Разумеется, все эти увлечения ее филантропией и Толстым немедленно пройдут.
А главное – ей надо выходить замуж!
Так думал Опольев в ожидании дочери и, несмотря на уверенность в легкости ее обращения на путь истины, все-таки испытывал не то что смущение, а какую-то неловкость при мысли, что ему придется запретить ей посещать брата, особенно если он и в самом деле переменился, как ни трудно этому поверить.
И его превосходительство снова мысленно назвал не совсем лестным эпитетом свою жену за то, что она допустила это невозможное знакомство Нины с «братцем».
«Воображаю, чего только не наговорил ей, кого только не обвинял этот человек, чтобы только разжалобить добрую девочку!» – думал Опольев.
Тихий стук раздался в двери кабинета.
– Это ты, Ниночка?
– Я, папа.
– Входи, входи… я жду тебя. Садись вот тут, поближе… Поговорим, моя девочка! – мягко и ласково заговорил Опольев, когда его любимая Нина, серьезная, побледневшая и несколько взволнованная, вошла в этот большой, внушительный, всегда пугавший ее кабинет, где за письменным столом сидел отец.
Она опустилась и почти потонула в большом мягком кресле, стоявшем у стола, и, взглянув на отца и встретив его нежный, любовный взгляд, казалось, смутилась еще более.

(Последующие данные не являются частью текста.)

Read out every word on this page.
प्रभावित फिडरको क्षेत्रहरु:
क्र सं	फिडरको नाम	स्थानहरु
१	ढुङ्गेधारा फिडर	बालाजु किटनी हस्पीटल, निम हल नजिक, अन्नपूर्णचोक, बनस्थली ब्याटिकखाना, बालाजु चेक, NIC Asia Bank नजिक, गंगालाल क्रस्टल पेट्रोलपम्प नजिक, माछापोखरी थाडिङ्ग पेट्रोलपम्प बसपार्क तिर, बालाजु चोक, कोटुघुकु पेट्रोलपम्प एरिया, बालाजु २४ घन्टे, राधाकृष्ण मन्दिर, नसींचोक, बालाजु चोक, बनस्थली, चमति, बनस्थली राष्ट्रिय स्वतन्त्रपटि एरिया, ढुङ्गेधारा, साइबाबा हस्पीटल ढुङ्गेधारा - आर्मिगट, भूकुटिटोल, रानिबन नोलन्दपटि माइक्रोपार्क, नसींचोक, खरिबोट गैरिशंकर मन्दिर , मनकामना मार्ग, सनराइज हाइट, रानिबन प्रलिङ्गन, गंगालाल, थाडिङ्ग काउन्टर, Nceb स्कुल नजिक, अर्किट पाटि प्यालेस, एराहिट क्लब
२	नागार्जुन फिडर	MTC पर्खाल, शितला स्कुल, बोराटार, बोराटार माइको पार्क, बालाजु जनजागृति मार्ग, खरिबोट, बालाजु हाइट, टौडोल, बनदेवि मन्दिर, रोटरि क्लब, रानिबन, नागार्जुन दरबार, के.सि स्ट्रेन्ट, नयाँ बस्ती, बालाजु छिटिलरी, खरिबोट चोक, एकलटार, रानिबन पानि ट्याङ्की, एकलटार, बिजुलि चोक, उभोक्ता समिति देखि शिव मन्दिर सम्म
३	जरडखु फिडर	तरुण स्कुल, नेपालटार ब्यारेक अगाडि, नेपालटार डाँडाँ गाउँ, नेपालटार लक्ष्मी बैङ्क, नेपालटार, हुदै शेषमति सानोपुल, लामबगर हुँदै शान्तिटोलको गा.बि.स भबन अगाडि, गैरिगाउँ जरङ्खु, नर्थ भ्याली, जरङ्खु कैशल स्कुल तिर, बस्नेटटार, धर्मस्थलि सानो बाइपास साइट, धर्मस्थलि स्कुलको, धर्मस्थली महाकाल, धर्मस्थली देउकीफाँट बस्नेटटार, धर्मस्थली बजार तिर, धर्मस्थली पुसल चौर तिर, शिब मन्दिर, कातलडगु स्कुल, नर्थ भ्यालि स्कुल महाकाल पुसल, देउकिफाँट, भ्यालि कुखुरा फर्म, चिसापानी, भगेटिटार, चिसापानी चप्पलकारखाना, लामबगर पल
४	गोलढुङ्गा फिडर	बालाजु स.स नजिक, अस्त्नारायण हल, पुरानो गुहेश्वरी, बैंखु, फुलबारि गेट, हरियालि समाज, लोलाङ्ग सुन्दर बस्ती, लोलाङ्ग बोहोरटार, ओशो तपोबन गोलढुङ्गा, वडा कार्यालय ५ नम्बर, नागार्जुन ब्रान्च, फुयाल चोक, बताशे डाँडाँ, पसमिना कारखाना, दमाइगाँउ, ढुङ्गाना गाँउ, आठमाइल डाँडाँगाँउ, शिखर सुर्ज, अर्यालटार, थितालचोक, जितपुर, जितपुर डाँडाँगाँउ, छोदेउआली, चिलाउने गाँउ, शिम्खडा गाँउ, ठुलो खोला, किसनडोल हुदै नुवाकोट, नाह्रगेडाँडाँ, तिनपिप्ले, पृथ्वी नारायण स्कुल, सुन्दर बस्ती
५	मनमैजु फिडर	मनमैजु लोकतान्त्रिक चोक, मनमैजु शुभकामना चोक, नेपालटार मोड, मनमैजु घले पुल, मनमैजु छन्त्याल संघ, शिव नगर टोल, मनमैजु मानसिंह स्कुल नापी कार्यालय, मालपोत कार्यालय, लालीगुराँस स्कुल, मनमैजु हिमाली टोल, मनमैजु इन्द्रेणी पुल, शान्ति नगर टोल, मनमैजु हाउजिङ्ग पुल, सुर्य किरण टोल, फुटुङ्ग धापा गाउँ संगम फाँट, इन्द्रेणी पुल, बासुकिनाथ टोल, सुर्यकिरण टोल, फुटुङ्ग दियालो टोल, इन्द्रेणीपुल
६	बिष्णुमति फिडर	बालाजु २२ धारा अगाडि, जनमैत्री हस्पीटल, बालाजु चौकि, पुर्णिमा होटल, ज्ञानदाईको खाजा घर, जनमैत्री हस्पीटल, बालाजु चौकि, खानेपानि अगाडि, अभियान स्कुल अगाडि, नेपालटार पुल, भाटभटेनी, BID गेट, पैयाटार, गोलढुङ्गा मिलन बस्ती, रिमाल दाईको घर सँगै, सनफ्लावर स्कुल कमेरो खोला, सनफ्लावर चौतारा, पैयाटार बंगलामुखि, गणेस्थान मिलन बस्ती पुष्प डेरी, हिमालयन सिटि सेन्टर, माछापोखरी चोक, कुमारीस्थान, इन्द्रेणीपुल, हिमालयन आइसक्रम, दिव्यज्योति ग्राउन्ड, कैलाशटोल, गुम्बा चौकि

Она любила отца, но всегда испытывала какое-то стеснение перед ним и в присутствии его никогда и не высказывалась, точно чувствуя, что он отнесется или насмешливо, или не обратит на ее слова никакого внимания.
– Ты сердишься на меня, папа? – спросила она.
– Нет, Нина, я не сержусь, но мне очень неприятно, что ты вздумала ездить к моему брату…
– Я виновата, папа, что не сказала тебе об этом раньше…
– Да, это было бы гораздо лучше, мой друг, чем держать в секрете от отца эти визиты… По крайней мере ты не сделала бы ложного шага…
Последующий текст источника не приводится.